First I just needed to calculate a single value so I did it by hand - I got some strange profiling results from Java vs jtransforms but it turned out that due to it's complexity it takes many many cycles before the JIT fully optimises it.
Then i started looking from a trivial Cooley-Tukey implementation that allocated all it's output arrays ... and i was surprised it was only about 1/2 the speed of jtransforms for it's simplicity. I tried a few variations and delved a bit into understanding the memory access patterns - although after an initial bit-reversed premute the memory patterns are trivial. It was still stuck at about 1/2 the speed of jtransforms.
I had a bit more of a think about the bit-reversing memory permute stage and figured it wouldn't work terribly well with cpu caches. First I just worked on blocking the output by 8 elements (=1 cache line) toward re-arranging the reads so they represent 8 sequential streams. Strangely enough this second case is a bit slower on small workloads that fit in the cache although is a bit faster on larger ones. It's not really much of a difference either way.
D:d |S:s | 0 D: d |S: s | 16 D: d |S: s | 8 D: d |S: s | 24 D: d |S: s | 4 D: d |S: s | 20 D: d |S: s | 12 D: d |S: s | 28 D: d |S: s | 2 D: d |S: s | 18 D: d |S: s | 10 D: d |S: s | 26 D: d |S: s | 6 D: d |S: s | 22 D: d |S: s | 14 D: d |S: s | 30 D: d |S: s | 1 D: d |S: s | 17 D: d |S: s | 9 D: d |S: s | 25 D: d |S: s | 5 D: d |S: s | 21 D: d |S: s | 13 D: d |S: s | 29 D: d |S: s | 3 D: d |S: s | 19 D: d |S: s | 11 D: d |S: s | 27 D: d |S: s | 7 D: d |S: s | 23 D: d |S: s | 15 D: d|S: s| 31This shows the source-destination read/write pattern for a bit-reversal permute. Obviously with all those sparse reads the cache coherency isn't going to be great. FWIW moving from s to d (sequential writes) proved to have better performance than from d to s (sequential reads).
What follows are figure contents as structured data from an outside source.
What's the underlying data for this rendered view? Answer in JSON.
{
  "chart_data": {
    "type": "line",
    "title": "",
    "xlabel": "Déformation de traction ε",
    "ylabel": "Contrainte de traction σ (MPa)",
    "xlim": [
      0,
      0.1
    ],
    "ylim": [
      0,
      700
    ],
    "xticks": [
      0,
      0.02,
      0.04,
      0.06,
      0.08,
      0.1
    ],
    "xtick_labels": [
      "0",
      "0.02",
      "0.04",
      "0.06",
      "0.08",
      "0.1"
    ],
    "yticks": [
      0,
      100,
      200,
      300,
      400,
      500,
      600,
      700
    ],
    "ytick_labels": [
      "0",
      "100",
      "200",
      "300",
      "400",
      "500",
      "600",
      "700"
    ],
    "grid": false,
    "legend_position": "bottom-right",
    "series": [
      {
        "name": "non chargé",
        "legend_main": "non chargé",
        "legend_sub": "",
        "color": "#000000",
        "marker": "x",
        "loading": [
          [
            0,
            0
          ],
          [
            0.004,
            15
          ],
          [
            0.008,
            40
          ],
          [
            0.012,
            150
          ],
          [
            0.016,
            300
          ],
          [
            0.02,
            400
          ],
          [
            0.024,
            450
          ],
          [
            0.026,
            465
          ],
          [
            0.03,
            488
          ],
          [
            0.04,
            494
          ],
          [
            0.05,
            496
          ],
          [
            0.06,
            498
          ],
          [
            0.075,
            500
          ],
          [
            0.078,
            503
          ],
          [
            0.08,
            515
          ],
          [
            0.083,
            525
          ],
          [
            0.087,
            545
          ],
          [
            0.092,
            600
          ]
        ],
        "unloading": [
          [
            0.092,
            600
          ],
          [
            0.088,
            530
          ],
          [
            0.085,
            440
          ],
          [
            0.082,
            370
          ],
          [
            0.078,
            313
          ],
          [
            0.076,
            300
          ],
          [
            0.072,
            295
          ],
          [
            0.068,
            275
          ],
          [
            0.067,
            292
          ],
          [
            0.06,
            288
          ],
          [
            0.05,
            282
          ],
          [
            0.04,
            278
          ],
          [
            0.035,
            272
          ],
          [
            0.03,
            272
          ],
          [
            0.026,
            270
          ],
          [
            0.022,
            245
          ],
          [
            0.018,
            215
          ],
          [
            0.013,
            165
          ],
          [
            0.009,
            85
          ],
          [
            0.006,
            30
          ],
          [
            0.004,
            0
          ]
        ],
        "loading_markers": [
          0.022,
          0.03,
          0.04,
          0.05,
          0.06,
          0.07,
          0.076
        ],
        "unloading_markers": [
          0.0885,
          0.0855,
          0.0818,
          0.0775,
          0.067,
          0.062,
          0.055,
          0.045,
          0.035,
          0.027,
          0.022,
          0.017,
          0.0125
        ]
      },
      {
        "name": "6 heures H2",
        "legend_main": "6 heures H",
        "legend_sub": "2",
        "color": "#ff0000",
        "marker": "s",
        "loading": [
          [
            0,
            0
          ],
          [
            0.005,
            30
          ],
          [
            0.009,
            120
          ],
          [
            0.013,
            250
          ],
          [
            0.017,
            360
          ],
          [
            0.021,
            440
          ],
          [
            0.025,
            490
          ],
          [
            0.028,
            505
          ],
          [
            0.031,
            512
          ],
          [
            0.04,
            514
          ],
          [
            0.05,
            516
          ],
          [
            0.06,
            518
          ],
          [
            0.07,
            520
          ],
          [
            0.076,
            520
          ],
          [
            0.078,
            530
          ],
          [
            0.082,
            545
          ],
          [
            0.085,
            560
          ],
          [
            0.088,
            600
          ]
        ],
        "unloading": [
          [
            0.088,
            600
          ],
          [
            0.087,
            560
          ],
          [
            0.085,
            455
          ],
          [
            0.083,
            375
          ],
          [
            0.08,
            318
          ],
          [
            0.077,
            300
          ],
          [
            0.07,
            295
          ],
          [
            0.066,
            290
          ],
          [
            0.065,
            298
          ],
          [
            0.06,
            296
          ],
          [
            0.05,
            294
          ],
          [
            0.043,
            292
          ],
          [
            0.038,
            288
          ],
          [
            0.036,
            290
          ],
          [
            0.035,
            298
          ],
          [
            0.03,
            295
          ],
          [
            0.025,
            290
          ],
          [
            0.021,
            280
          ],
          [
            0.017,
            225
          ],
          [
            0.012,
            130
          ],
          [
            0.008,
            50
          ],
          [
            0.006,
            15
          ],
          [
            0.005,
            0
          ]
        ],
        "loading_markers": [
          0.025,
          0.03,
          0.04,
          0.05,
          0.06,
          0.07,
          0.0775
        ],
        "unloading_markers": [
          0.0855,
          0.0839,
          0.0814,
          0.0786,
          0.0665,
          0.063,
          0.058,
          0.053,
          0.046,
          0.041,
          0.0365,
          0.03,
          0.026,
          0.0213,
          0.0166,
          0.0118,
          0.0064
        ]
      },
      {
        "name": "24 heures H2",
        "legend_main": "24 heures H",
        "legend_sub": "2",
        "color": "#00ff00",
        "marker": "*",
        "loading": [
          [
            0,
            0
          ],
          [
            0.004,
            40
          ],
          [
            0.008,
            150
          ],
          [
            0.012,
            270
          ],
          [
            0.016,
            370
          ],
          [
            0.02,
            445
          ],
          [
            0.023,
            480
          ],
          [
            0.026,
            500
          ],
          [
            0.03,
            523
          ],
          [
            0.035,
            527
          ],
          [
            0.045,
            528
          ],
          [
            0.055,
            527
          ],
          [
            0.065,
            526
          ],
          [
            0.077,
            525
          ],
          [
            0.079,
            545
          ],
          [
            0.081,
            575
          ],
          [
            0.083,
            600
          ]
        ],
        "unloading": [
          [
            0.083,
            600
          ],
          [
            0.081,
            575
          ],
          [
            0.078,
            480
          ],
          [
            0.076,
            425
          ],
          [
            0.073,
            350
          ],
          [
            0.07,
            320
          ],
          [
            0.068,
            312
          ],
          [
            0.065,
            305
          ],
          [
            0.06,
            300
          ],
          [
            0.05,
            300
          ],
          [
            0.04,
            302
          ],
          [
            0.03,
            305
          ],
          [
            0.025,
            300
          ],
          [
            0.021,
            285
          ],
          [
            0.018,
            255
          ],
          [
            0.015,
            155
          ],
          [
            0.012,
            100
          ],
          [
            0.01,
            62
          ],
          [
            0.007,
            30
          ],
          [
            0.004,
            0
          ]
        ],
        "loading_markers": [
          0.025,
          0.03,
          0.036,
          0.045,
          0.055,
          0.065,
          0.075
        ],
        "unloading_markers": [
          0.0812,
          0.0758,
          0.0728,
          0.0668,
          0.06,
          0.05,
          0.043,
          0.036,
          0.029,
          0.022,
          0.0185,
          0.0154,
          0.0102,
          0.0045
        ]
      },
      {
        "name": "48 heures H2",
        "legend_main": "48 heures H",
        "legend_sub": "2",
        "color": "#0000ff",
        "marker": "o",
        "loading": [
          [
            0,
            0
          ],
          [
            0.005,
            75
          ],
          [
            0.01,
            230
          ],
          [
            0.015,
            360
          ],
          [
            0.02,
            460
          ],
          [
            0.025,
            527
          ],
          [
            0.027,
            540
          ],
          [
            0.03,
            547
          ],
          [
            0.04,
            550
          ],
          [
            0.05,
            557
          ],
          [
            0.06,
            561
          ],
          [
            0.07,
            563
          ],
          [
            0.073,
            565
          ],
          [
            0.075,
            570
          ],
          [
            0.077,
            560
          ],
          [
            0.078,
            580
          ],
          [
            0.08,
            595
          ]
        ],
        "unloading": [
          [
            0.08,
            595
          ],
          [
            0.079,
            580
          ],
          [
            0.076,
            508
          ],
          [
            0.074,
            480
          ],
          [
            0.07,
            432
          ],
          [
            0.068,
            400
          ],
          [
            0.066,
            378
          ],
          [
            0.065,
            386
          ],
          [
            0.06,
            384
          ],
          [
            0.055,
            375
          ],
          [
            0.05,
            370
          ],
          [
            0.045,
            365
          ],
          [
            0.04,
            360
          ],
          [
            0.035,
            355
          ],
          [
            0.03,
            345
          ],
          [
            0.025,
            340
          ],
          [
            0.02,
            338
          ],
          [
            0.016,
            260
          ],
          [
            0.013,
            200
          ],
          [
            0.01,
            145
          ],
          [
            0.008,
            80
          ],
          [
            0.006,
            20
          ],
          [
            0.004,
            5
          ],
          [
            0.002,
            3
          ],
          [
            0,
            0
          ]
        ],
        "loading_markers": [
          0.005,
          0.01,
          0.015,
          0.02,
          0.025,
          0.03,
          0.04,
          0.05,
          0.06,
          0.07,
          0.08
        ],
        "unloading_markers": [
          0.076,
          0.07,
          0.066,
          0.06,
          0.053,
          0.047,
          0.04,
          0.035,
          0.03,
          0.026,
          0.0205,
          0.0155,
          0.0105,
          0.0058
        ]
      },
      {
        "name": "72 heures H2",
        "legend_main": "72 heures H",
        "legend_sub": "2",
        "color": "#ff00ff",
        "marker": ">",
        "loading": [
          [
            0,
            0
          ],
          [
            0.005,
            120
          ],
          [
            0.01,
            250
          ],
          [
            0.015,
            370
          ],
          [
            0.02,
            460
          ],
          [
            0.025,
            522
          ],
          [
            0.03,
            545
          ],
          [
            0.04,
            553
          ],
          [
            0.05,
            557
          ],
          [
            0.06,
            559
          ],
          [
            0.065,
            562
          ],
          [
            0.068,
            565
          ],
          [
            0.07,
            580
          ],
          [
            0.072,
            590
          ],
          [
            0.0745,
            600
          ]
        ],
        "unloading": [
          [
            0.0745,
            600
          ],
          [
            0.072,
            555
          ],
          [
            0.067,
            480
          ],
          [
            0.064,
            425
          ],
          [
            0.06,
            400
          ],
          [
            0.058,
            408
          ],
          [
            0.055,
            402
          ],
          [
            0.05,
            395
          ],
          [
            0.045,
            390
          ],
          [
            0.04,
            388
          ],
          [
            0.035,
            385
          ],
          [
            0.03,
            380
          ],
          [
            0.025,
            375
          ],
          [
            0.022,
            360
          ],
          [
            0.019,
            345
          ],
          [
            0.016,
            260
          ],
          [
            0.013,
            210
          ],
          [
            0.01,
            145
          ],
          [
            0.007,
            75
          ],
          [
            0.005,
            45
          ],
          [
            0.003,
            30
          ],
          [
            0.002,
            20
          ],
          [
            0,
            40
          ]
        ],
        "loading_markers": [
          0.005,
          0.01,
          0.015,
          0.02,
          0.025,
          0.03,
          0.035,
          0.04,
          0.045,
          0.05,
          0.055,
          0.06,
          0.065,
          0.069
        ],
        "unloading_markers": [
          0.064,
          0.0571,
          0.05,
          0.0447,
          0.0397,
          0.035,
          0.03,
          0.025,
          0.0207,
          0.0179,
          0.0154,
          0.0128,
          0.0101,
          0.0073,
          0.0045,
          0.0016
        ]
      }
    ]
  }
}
D:dddddddd |S:0 4 2 6 1 5 3 7 | D: dddddddd |S: 0 4 2 6 1 5 3 7 | D: dddddddd |S: 0 4 2 6 1 5 3 7 | D: dddddddd|S: 0 4 2 6 1 5 3 7|This is the same, but blocked to 8 elements in the output. Unfortunately there is still a large spread of reads.
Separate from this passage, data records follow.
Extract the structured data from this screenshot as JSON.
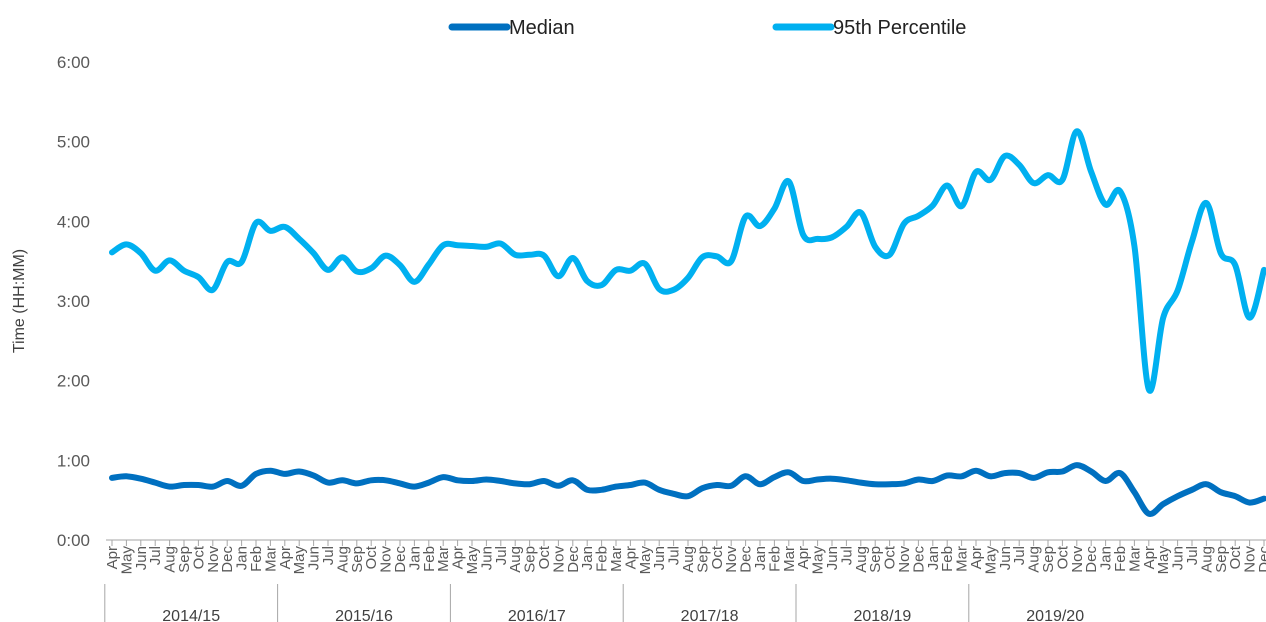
{
  "chart_data": {
    "type": "line",
    "title": "",
    "ylabel": "Time (HH:MM)",
    "xlabel": "",
    "y_unit": "hours",
    "ylim": [
      0,
      6
    ],
    "y_ticks": [
      {
        "value": 0,
        "label": "0:00"
      },
      {
        "value": 1,
        "label": "1:00"
      },
      {
        "value": 2,
        "label": "2:00"
      },
      {
        "value": 3,
        "label": "3:00"
      },
      {
        "value": 4,
        "label": "4:00"
      },
      {
        "value": 5,
        "label": "5:00"
      },
      {
        "value": 6,
        "label": "6:00"
      }
    ],
    "grid": false,
    "legend_position": "top-center",
    "years": [
      "2014/15",
      "2015/16",
      "2016/17",
      "2017/18",
      "2018/19",
      "2019/20"
    ],
    "months": [
      "Apr",
      "May",
      "Jun",
      "Jul",
      "Aug",
      "Sep",
      "Oct",
      "Nov",
      "Dec",
      "Jan",
      "Feb",
      "Mar"
    ],
    "x_months": [
      "Apr",
      "May",
      "Jun",
      "Jul",
      "Aug",
      "Sep",
      "Oct",
      "Nov",
      "Dec",
      "Jan",
      "Feb",
      "Mar",
      "Apr",
      "May",
      "Jun",
      "Jul",
      "Aug",
      "Sep",
      "Oct",
      "Nov",
      "Dec",
      "Jan",
      "Feb",
      "Mar",
      "Apr",
      "May",
      "Jun",
      "Jul",
      "Aug",
      "Sep",
      "Oct",
      "Nov",
      "Dec",
      "Jan",
      "Feb",
      "Mar",
      "Apr",
      "May",
      "Jun",
      "Jul",
      "Aug",
      "Sep",
      "Oct",
      "Nov",
      "Dec",
      "Jan",
      "Feb",
      "Mar",
      "Apr",
      "May",
      "Jun",
      "Jul",
      "Aug",
      "Sep",
      "Oct",
      "Nov",
      "Dec",
      "Jan",
      "Feb",
      "Mar",
      "Apr",
      "May",
      "Jun",
      "Jul",
      "Aug",
      "Sep",
      "Oct",
      "Nov",
      "Dec",
      "Jan",
      "Feb",
      "Mar",
      "Apr",
      "May",
      "Jun",
      "Jul",
      "Aug",
      "Sep",
      "Oct",
      "Nov",
      "Dec"
    ],
    "series": [
      {
        "name": "Median",
        "color": "#0070c0",
        "values": [
          0.78,
          0.8,
          0.77,
          0.72,
          0.67,
          0.69,
          0.69,
          0.67,
          0.74,
          0.68,
          0.83,
          0.87,
          0.83,
          0.86,
          0.81,
          0.72,
          0.75,
          0.71,
          0.75,
          0.75,
          0.71,
          0.67,
          0.72,
          0.79,
          0.75,
          0.74,
          0.76,
          0.74,
          0.71,
          0.7,
          0.74,
          0.68,
          0.75,
          0.63,
          0.63,
          0.67,
          0.69,
          0.72,
          0.63,
          0.58,
          0.55,
          0.65,
          0.69,
          0.68,
          0.8,
          0.7,
          0.79,
          0.85,
          0.74,
          0.76,
          0.77,
          0.75,
          0.72,
          0.7,
          0.7,
          0.71,
          0.76,
          0.74,
          0.81,
          0.8,
          0.87,
          0.8,
          0.84,
          0.84,
          0.78,
          0.85,
          0.86,
          0.94,
          0.86,
          0.74,
          0.84,
          0.6,
          0.33,
          0.45,
          0.55,
          0.63,
          0.7,
          0.6,
          0.55,
          0.47,
          0.52
        ]
      },
      {
        "name": "95th Percentile",
        "color": "#00b0f0",
        "values": [
          3.61,
          3.71,
          3.6,
          3.38,
          3.51,
          3.38,
          3.3,
          3.14,
          3.49,
          3.49,
          3.98,
          3.88,
          3.93,
          3.78,
          3.6,
          3.39,
          3.55,
          3.37,
          3.41,
          3.57,
          3.45,
          3.24,
          3.46,
          3.7,
          3.7,
          3.69,
          3.68,
          3.72,
          3.58,
          3.58,
          3.57,
          3.31,
          3.54,
          3.25,
          3.2,
          3.39,
          3.38,
          3.47,
          3.15,
          3.14,
          3.29,
          3.55,
          3.56,
          3.5,
          4.06,
          3.94,
          4.16,
          4.5,
          3.83,
          3.78,
          3.8,
          3.93,
          4.11,
          3.68,
          3.58,
          3.97,
          4.07,
          4.2,
          4.45,
          4.19,
          4.62,
          4.52,
          4.82,
          4.71,
          4.48,
          4.58,
          4.52,
          5.13,
          4.62,
          4.21,
          4.38,
          3.69,
          1.89,
          2.79,
          3.13,
          3.75,
          4.23,
          3.6,
          3.45,
          2.79,
          3.39
        ]
      }
    ]
  }
}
D:dddddddd |S:0 4 2 6 1 5 3 7 | D: dddddddd |S: 0 4 2 6 1 5 3 7 | D: dddddddd |S: 0 4 2 6 1 5 3 7 | D: dddddddd|S: 0 4 2 6 1 5 3 7|This is an attempt at improving the previous one - although the reads are still in a broad spread, they are always confined to 8 sequential streams. It does improve the performance once you get a large enough problem, but on an x86 machine N needs to be over about 8M before it shows a minor improvement. I've yet to try it on ARM.
Then I realised that Integer.reverse() wasn't mapping to a single instruction on x86 - and subsequently over half of the processing time was spent just calculating the source index ... so I put in a bit of bit-fiddling to the 8-blocked implementations which precalculated the 8 fixed element offsets relative to base-offset. I also tried a lookup table for the non-blocked implementation which made a big difference. Strangely using a lookup-table to get the base offset actually slowed it down - suggesting that the jvm is pre-calculating reverse(i) in the outer-loop if it can.
Once this permute is done the memory access pattern is just in adjacent and sequential blocks - either depth or breadth first. The 8-blocked permute is about 130%-150% of the speed of a straight System.arraycopy() for 4-1K elements.
Actually another reason I worked toward an 8-blocked implementation was in order to perform the first 8-way fft stage at the same time as the fiddling - with that in place I got to within shouting distance (under 200% execution time) of jtransforms for some small fft sizes. I was curious what I had to do to get better than that so I tried hard-coding the last stage of a size-16 fft and managed to beat it - not that this has any real practical purpose mind you.
This gives me a starting point to tackle the problem on the parallella which has it's own challenges.
PS yes I found a book or two and many papers about both fft implementation and the permute step but I had time to experiment on my own.